Smudging Ceremony – September 27th, 6:15pm – in quad outside Convocation Hall
Mi’kmaq dances, chants, and songs were often accompanied by the drum which represents the heartbeat of the people. Melgita’t Women, a group of indigenous women, are exploring their heritage and culture together through drumming and singing. Rachel Whitney, Mika Francis, Kayla Mansfield-Brown, Penney Brown, and Penney’s daughter, Calla, also spend time, as a group and individually, discussing Indigenous history and practicing traditional crafts, as well as focusing on reconciliation. Some of the most poignant work they’ve done is performing for ceremonies held for Missing and Murdered Indigenous Women. Seeking their own roots, they conduct their work in the spirit of sharing traditions, while honouring and inviting ancestors.

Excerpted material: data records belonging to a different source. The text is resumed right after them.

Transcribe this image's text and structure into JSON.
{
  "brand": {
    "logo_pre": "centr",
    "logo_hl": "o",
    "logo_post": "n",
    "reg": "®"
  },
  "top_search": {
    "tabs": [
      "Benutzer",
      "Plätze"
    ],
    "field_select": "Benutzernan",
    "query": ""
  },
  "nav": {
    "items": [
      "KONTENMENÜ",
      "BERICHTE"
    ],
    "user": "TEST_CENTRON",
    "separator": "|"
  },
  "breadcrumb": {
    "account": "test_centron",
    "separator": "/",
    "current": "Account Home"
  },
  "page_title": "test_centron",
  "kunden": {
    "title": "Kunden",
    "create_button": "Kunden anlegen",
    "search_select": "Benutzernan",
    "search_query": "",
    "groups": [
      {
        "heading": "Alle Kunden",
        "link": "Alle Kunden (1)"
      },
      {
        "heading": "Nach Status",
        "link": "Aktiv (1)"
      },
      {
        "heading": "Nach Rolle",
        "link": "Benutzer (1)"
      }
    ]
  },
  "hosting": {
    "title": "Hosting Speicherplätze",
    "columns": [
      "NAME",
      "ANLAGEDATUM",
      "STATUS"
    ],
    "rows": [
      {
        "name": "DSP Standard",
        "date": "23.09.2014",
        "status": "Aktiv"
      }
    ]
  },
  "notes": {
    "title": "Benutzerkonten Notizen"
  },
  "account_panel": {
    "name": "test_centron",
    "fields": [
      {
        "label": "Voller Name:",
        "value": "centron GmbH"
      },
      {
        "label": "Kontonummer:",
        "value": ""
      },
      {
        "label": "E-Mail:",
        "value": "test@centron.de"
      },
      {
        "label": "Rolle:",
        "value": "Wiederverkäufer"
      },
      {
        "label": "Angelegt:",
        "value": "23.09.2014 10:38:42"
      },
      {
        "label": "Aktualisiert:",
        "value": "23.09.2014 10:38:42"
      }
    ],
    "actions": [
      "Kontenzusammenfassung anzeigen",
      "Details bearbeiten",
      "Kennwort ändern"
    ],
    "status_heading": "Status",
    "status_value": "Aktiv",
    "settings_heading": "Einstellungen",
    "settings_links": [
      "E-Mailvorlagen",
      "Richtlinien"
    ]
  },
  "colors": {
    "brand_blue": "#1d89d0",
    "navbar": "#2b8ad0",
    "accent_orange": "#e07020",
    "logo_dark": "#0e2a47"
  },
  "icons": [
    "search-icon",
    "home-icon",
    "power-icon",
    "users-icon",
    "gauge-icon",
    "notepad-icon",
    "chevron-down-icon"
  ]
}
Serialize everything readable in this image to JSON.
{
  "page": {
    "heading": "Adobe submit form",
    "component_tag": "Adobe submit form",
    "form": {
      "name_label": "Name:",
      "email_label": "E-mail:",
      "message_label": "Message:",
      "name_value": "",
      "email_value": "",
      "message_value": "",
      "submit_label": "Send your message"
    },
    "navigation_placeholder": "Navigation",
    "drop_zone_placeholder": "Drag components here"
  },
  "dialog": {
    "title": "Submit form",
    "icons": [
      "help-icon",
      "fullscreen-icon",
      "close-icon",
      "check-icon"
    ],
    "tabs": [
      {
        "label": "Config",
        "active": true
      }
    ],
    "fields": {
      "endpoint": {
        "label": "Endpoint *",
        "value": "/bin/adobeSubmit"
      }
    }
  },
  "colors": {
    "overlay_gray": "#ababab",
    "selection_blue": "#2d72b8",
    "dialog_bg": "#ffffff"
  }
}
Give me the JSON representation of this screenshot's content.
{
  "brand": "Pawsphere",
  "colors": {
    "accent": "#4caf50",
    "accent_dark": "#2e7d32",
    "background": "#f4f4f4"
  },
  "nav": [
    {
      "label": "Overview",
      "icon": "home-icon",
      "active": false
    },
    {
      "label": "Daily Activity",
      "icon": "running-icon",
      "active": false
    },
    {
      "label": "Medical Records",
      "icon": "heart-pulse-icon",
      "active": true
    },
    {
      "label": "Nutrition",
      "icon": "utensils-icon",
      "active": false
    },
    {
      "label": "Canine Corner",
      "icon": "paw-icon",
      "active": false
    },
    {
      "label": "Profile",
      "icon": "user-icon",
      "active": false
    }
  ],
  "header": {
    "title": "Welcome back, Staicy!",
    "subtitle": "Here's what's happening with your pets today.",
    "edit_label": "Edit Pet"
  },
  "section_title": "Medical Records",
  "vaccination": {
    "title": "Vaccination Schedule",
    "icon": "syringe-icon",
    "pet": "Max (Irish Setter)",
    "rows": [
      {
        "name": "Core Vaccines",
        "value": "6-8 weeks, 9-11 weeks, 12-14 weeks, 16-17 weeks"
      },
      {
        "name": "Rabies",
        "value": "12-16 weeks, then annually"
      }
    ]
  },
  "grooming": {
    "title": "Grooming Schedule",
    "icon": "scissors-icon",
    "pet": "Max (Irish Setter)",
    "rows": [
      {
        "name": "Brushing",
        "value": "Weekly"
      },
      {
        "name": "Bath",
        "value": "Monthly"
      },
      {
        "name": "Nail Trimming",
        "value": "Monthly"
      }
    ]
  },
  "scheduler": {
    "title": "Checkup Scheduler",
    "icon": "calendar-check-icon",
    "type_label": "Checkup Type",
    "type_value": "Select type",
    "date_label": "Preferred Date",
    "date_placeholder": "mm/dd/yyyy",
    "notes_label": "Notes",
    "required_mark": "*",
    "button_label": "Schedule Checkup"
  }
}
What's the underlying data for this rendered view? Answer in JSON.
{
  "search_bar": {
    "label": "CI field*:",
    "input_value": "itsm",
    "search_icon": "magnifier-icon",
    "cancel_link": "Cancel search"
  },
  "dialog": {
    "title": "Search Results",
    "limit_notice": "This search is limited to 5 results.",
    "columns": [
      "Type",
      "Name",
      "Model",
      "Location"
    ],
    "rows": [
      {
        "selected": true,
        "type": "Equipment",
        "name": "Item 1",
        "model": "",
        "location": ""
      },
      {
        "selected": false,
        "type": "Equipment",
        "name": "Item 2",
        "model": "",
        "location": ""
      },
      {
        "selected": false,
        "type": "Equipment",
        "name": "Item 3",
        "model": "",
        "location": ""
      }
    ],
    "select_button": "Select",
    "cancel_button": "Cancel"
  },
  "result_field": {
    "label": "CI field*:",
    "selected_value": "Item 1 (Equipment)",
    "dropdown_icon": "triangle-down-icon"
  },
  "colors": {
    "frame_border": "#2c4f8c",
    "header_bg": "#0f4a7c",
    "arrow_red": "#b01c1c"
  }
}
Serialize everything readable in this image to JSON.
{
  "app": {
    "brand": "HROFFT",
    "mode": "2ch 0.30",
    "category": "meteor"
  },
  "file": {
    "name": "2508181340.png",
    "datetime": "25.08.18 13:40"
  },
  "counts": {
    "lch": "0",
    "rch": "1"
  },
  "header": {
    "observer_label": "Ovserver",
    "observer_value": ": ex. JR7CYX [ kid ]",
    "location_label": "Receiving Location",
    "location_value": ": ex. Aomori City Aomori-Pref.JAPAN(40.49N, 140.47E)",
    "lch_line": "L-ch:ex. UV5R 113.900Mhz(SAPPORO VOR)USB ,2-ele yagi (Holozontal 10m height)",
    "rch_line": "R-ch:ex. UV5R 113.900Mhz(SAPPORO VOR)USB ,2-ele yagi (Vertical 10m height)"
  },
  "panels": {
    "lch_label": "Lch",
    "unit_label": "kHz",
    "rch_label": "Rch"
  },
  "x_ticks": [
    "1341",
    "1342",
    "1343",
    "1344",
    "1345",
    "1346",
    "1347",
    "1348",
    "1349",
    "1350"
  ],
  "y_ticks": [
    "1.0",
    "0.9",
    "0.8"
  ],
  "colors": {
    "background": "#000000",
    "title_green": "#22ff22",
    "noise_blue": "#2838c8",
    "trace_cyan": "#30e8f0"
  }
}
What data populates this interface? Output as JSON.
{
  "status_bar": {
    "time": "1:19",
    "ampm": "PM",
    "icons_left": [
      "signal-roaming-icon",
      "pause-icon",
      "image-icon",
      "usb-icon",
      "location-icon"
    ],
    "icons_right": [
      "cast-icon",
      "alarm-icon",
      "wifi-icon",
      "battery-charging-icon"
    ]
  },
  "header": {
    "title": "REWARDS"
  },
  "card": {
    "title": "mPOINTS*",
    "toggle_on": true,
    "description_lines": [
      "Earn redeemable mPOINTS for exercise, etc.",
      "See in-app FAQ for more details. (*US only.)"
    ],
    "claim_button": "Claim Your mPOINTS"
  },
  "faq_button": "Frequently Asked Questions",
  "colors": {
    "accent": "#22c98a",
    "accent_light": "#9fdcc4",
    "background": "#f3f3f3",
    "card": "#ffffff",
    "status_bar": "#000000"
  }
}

Smudging – part of the spirituality of our Indigenous people – connects the material plane to the realm of the spirits. The ritual of smudging uses the smoke of various sacred plants to drive off negative energy and to restore balance to an individual, a group, a space, or all three. It’s a little bit like taking a spiritual shower! Herbs and resins are placed in a special bowl and burned. In Mi’kma’ki, tobacco, sage, cedar and sweetgrass are traditionally used. A sacred eagle feather is used to waft smoke around the person or object being smudged.
On Thursday, September 27th, Melgita’t Women will lead a circle dance and group smudging ceremony in the quad outside Convocation Hall, starting at 6:30. (We will have some shelter if it rains.) People who wish to be smudged individually may come forward to have this done after the group smudge, until 7:15.
Even if you do not wish to take part in the smudging, if you simply would like to be surrounded by the sound of the drum, feel free to come!
Melgita’t Women will, also, perform the Honour Song of the Mi’kmaq at the beginning of the Kick Off concert Thursday evening and Mika Francis, a member of the group, will be the MC for that show.